You signed in with another tab or window. Reload to refresh your session.You signed out in another tab or window. Reload to refresh your session.You switched accounts on another tab or window. Reload to refresh your session.Dismiss alert
I'm currently trying to benchmark NICs on a system that have relatively low core count (16 cores, 32 threads) and I encounter a strange scalability problem when I'm trying to allocate less than 6 cores per dual port.
With 6 cores per dual port on 5 NICs I can easily get about 100 Mpps per NIC TX (and 65-85 Mpps RX, depending on a NIC, which is in line with what )
This is performance on ConnectX-6 with 6 cores per dual-port:
vtune hotspots:
vtune: Executing actions 75 % Generating a report Elapsed Time: 68.307s
CPU Time: 341.346s
Effective Time: 341.346s
Spin Time: 0s
Overhead Time: 0s
Total Thread Count: 17
Paused Time: 0s
Top Hotspots
Function Module CPU Time % of CPU Time(%)

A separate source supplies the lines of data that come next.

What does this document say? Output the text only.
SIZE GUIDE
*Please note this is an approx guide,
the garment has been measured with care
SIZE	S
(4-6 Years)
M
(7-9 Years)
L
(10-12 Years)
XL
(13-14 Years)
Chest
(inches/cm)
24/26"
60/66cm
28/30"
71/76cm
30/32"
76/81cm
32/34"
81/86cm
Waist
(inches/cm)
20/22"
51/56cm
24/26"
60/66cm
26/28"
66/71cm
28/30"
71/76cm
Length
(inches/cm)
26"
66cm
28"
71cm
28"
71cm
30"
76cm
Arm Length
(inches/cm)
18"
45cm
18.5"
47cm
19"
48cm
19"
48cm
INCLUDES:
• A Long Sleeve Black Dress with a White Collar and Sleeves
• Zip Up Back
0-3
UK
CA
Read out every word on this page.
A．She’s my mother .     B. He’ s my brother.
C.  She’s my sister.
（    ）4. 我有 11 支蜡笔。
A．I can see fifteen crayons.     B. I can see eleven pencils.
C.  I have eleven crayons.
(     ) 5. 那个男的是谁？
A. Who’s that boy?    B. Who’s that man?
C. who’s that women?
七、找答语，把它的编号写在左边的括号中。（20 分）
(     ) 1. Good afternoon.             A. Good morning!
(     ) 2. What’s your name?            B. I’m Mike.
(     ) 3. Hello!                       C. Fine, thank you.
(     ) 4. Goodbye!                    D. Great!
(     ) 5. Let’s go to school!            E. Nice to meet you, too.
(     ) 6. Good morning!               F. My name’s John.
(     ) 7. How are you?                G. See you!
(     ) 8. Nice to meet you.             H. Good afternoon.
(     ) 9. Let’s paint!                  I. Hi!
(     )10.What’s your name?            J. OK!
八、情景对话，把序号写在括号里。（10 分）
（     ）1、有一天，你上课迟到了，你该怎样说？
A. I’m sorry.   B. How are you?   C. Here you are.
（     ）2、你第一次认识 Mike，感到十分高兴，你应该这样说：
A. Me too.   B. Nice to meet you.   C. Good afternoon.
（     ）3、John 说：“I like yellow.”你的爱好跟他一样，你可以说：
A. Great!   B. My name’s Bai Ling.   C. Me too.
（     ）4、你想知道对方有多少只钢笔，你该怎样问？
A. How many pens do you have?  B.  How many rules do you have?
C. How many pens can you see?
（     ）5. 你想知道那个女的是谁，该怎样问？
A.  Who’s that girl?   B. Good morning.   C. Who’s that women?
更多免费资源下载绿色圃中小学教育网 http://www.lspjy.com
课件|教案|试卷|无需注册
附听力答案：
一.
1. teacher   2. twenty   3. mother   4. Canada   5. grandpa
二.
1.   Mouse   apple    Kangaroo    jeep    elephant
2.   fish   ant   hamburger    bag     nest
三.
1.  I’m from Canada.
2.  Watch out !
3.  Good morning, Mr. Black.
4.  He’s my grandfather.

-------------------------------------------------------------------------------------------------------- ------------- -------- ----------------
rte_rdtsc _t-rex-64 132.300s 38.8%
std::priority_queue<CGenNode*, std::vector<CGenNode*, std::allocator<CGenNode*>>, CGenNodeCompare>::push _t-rex-64 38.642s 11.3%
mlx5_tx_burst_empw_inline libmlx5-64.so 19.090s 5.6%
mlx5_tx_cseg_init libmlx5-64.so 15.152s 4.4%
CNodeGenerator::handle_stl_node _t-rex-64 11.840s 3.5%
[Others] N/A 124.322s 36.4%
Effective Physical Core Utilization: 31.6% (5.049 out of 16)
| The metric value is low, which may signal a poor physical CPU cores
| utilization caused by:
| - load imbalance
| - threading runtime overhead
| - contended synchronization
| - thread/process underutilization
| - incorrect affinity that utilizes logical cores instead of physical
| cores
| Explore sub-metrics to estimate the efficiency of MPI and OpenMP parallelism
| or run the Locks and Waits analysis to identify parallel bottlenecks for
| other parallel runtimes.
|
Effective Logical Core Utilization: 15.8% (5.061 out of 32)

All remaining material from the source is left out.